A novel molecular probe sensing polynuclear hydrolyzed aluminum by chelation-enhanced fluorescence

Abstract

A novel molecular probe (P2) sensing polynuclear hydrolyzed aluminum by chelation-enhanced fluorescence was described, which was prepared from 1,1'-(1,4-phenylene)bis(7-methyl-1,3,5-octanetrione) and 2-aminomethylpyridine.
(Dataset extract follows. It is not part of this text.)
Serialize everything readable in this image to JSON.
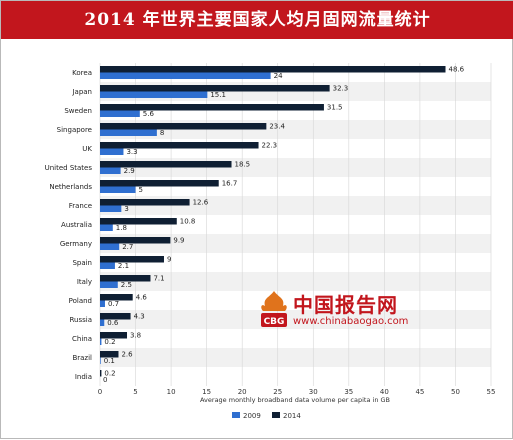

P2 showed a strong fluorescence response to Al(III) when excited by the optimized wavelength of 400nm and the λmax,em at 505nm indicated a hypsochromic shift of 11nm to that of free P2, but Cu(II) was observed to quench the fluorescence intensity to nearly zero. The P2–Al(III) complex indicated the best fluorescence response at a pH near 7 and there might be a relevance to the amphoteric property of the aluminum hydroxide. The emission intensity at 505nm continued to increase until the mole ratio of [Al(III)]/[P2] reached a value of 13 and no stoichiometry was observed during the process, which implied that the sensing target of the P2 probe was not the free aluminum ion but the polynuclear hydrolyzed aluminum. The binuclear hydrolyzed aluminum compounds were selected as model target molecules to simulate the energy-minimized structure of the P2–Al(III) complex to confirm the CHEF mechanism. The enhanced fluorescent images of HeLa cells incubated with 1μM P2 and 5μM Al(III) were obtained.